Presentation of Agrammatism in Non-fluent Aphasia in a Understudied Language: Findings from Hindi
Apoorva Pauranik1, Arpita Bose2, Sakshi Upadhyay3, Manpreet Kaur Kanwar1, Sakshi Bhatia4
1Neurology, Pauranik Academy of Medical Education, 2School of Psychology and Clinical Language Sciences, University of reading, 3Language Technologies Research Centre (LTRC), International Institute of Information Technology, Hyderabad (IIIT-H, 4Linguistics, University of delhi
Objective:

The objective of this study was to identify agrammatic features in narrative production in speakers of Hindi with post-stroke non-fluent aphasia with agrammatism.  

Background:

Agrammatism, typically resulting from damage to the left frontal language areas, is marked by fragmented utterances and sentences, impaired functional morphology, and reduced verb use.
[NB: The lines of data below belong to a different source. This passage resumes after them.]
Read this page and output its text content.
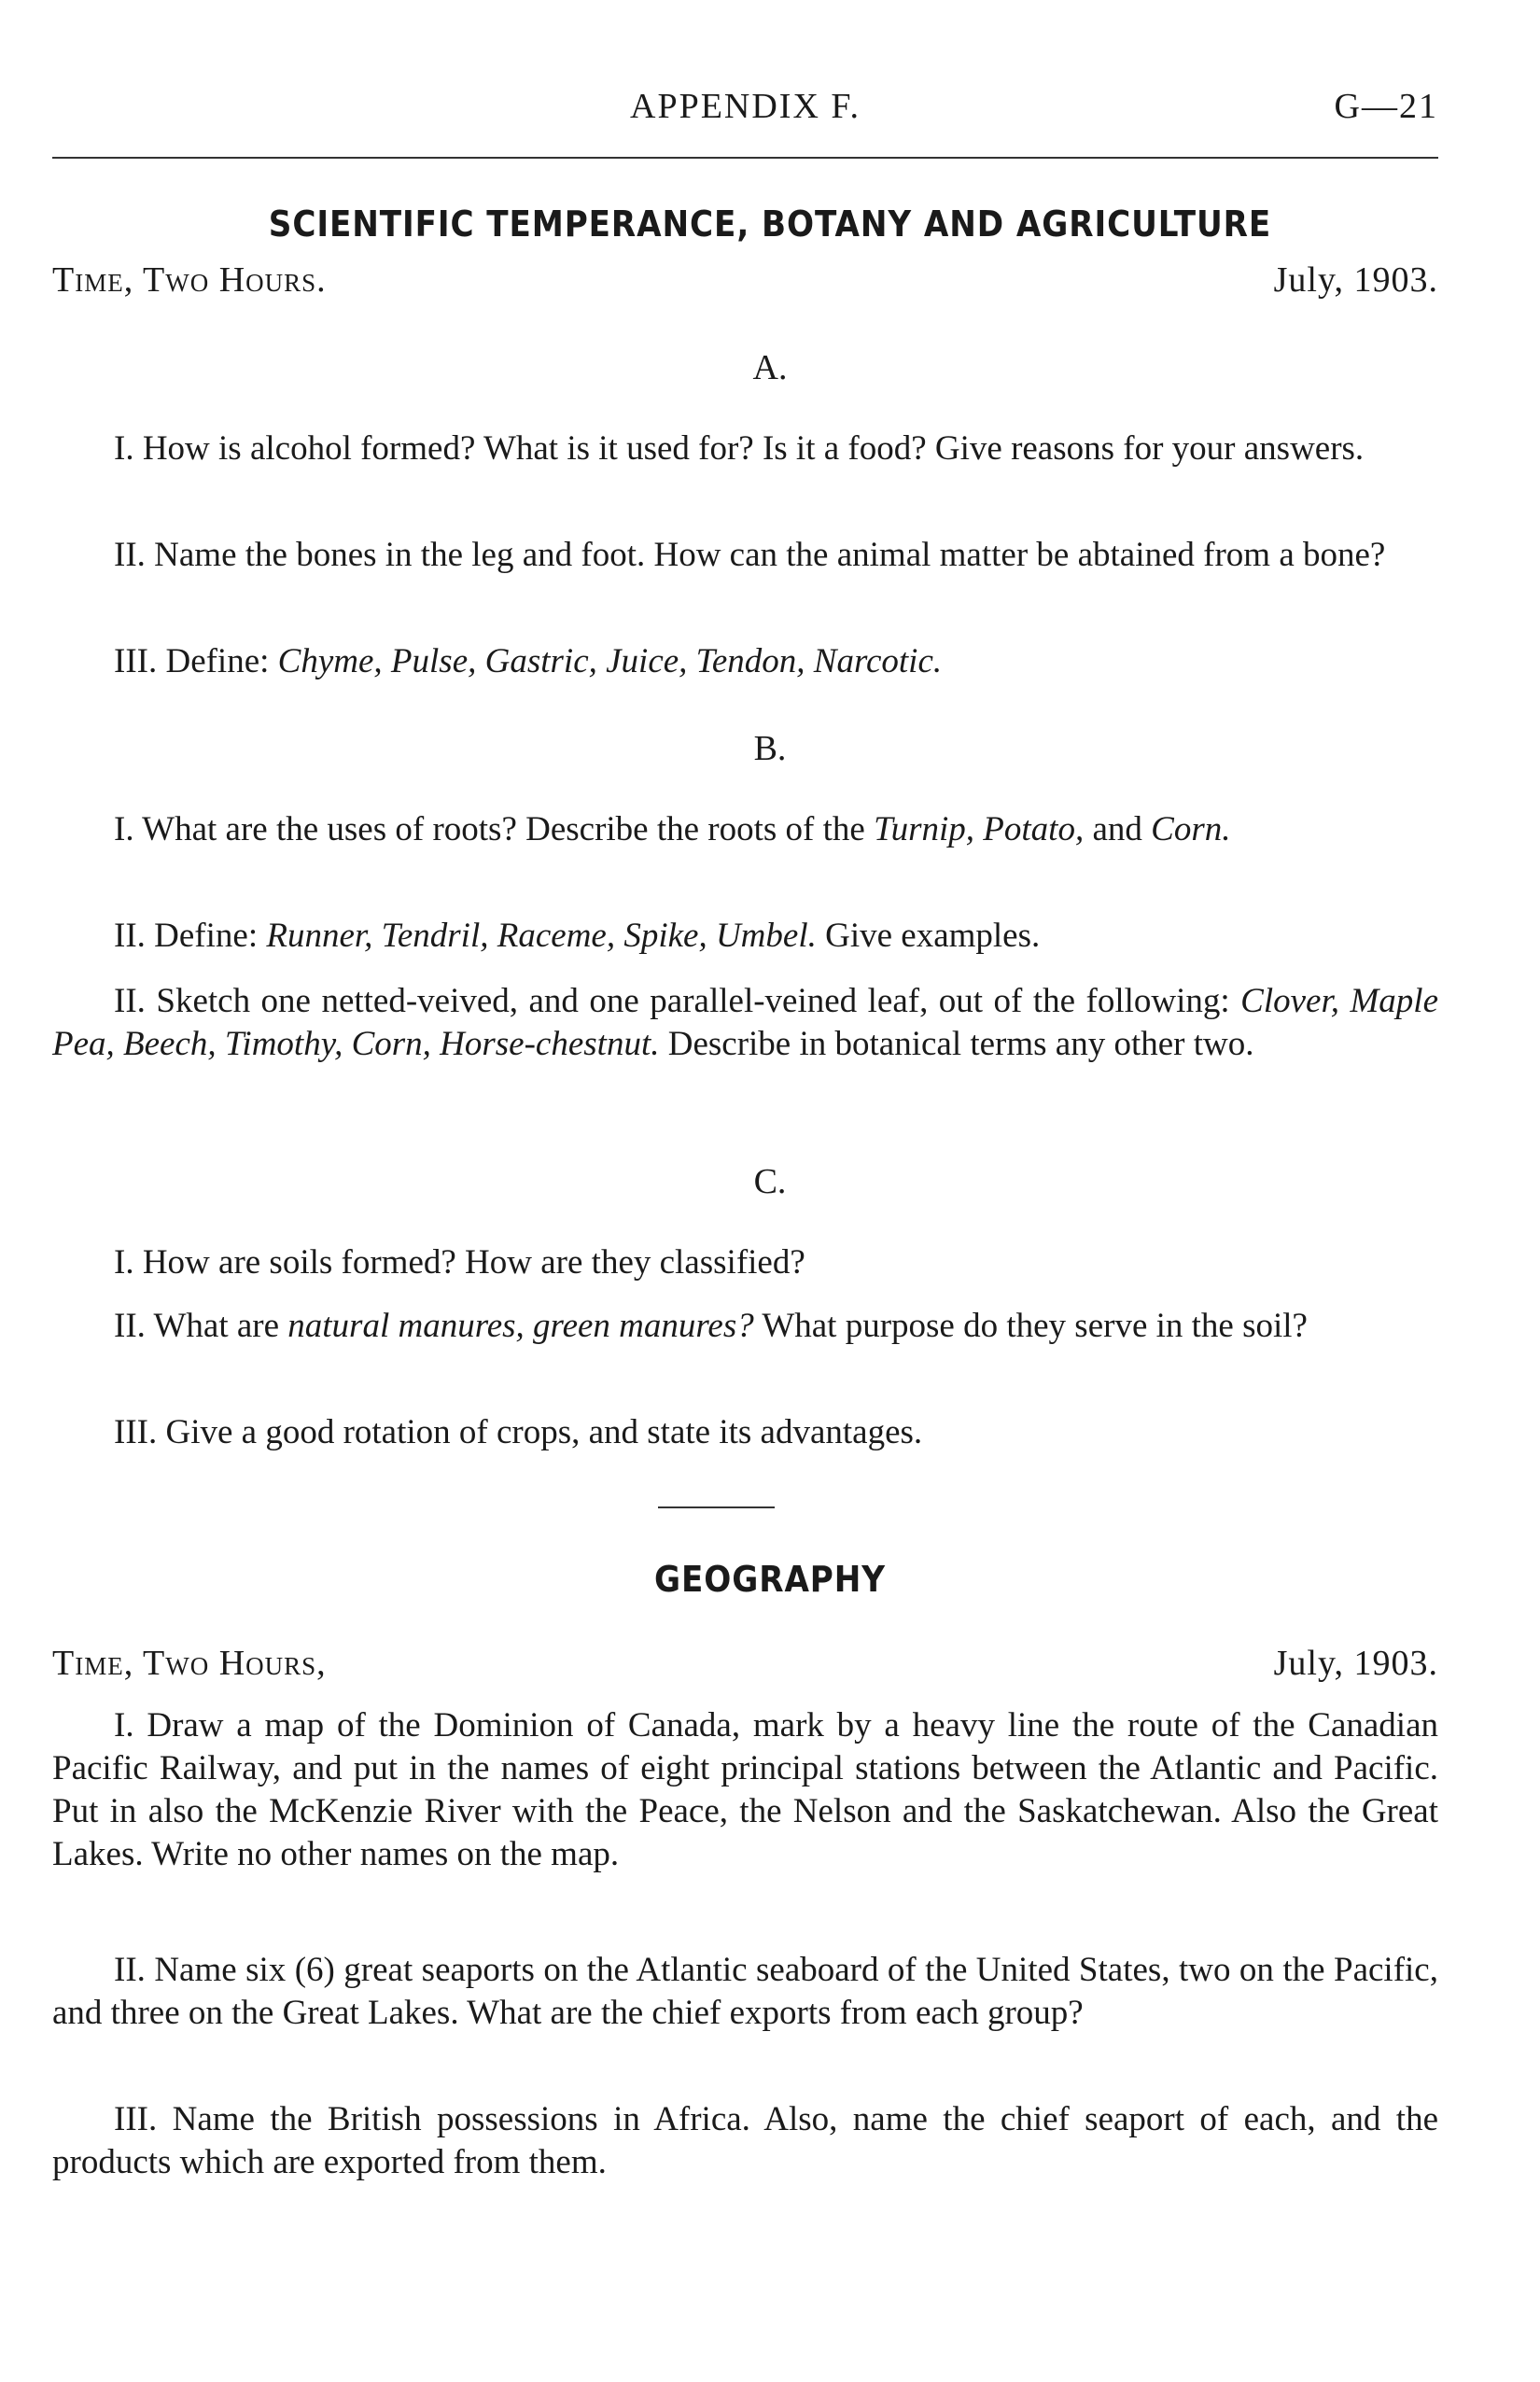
APPENDIX F.	G—21
SCIENTIFIC TEMPERANCE, BOTANY AND AGRICULTURE
Time, Two Hours.	July, 1903.
A.

I. How is alcohol formed? What is it used for? Is it a food? Give reasons for your answers.

II. Name the bones in the leg and foot. How can the animal matter be abtained from a bone?

III. Define: Chyme, Pulse, Gastric, Juice, Tendon, Narcotic.

B.

I. What are the uses of roots? Describe the roots of the Turnip, Potato, and Corn.

II. Define: Runner, Tendril, Raceme, Spike, Umbel. Give examples.

II. Sketch one netted-veived, and one parallel-veined leaf, out of the following: Clover, Maple Pea, Beech, Timothy, Corn, Horse-chestnut. Describe in botanical terms any other two.

C.

I. How are soils formed? How are they classified?

II. What are natural manures, green manures? What purpose do they serve in the soil?

III. Give a good rotation of crops, and state its advantages.

GEOGRAPHY
Time, Two Hours,	July, 1903.

I. Draw a map of the Dominion of Canada, mark by a heavy line the route of the Canadian Pacific Railway, and put in the names of eight principal stations between the Atlantic and Pacific. Put in also the McKenzie River with the Peace, the Nelson and the Saskatchewan. Also the Great Lakes. Write no other names on the map.

II. Name six (6) great seaports on the Atlantic seaboard of the United States, two on the Pacific, and three on the Great Lakes. What are the chief exports from each group?

III. Name the British possessions in Africa. Also, name the chief seaport of each, and the products which are exported from them.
It is a key feature of non-fluent aphasia, and a core diagnostic feature in non-fluent variety of Primary Progressive Aphasia (nfvPPA). While extensively studied in English, no detailed research has explored agrammatism in Hindi, despite Hindi being the 3rd most spoken language globally with over 600 million speakers. Hindi is a pro-drop structure language with flexible word order and has rich inflectional morphology, which may lead to different manifestations. 

Design/Methods:

A cross-sectional case-control study compared narrative production in eight Hindi-speaking post-stroke non-fluent aphasia clinically presenting with “agrammatic by clinical standard” and 16 matched controls using the wordless picture book Frog, Where Are You?. Transcripts were analyzed using augmented Quantitative Production Analysis framework to capture Hindi-specific micro-linguistic features. 

Results:

Hindi agrammatic speakers showed reduced speech rate, short and incomplete sentences, limited syntactic complexity, and difficulty with pronouns and noun inflections. Unlike English, they produced more well-formed sentences and preserved verb rate and relatively better-preserved inflections, despite limited type and range of inflections. These features are likely due to Hindi’s flexible word order, pro-drop structure, and rich morphology.

 

Conclusions:

This study offers the first detailed profile of agrammatism in Hindi, showing that the nature verb difficulty is not a universal, especially in morphologically rich languages and can be manifested differently from prototypical English speaking agrammatic patients. The nature of impairment varies with language structure. The findings provide significant translational opportunities for improving assessment, especially for generating diagnostic markers for nfvPPA.